The labels demonstrated that careful prompting could coax these systems into producing tracks resembling iconic songs. Suno allegedly generated music containing recognisable elements from Chuck Berry’s “Johnny B. Goode,” B.B. King’s “The Thrill Is Gone,” and James Brown’s “I Got You (I Feel Good).” Udio reportedly created outputs with striking similarities to Michael Jackson’s “Billie Jean,” ABBA’s “Dancing Queen,” and Mariah Carey’s “All I Want For Christmas Is You.” The companies could not have built models producing such similar audio without initially copying those recordings, the labels argue.

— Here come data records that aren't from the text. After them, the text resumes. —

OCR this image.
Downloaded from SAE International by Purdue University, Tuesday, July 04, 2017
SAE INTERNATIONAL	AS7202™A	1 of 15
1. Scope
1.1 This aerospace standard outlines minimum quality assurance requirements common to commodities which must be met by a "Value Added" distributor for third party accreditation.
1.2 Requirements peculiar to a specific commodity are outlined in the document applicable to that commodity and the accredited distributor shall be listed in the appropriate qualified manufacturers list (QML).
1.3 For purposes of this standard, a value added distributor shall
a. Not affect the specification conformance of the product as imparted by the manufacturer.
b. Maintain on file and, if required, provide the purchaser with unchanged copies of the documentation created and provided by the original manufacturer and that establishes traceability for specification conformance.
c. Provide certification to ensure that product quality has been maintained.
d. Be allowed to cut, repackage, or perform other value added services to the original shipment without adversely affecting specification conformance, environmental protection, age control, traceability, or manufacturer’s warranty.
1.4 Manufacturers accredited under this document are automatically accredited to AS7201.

The major labels sued Suno and Udio, alleging that both companies trained on vast catalogues of copyrighted recordings without authorisation and that the services can generate outputs that emulate protected expression. [4] Both companies have broadly maintained that training is lawful, while disputing the labels’ characterisation of the technology as a substitute for recorded music. The cases have become focal points for whether courts will apply different fair‑use or analogous standards to music than to text or images, given music’s highly recognisable and replayable nature.
Music publishers separately pursued Anthropic in Concord Music Group v. Anthropic, which filed in October 2023. [5] Eight publishers including Universal Music and ABKCO alleged that Anthropic’s Claude could reproduce copyrighted song lyrics when prompted—sometimes entire verses verbatim. Unlike generative claims about training, these allegations focused on output: Claude allegedly generated content that directly reproduced protected works. The case continues, with litigation ongoing regarding both training practices and Claude’s ability to reproduce lyrics.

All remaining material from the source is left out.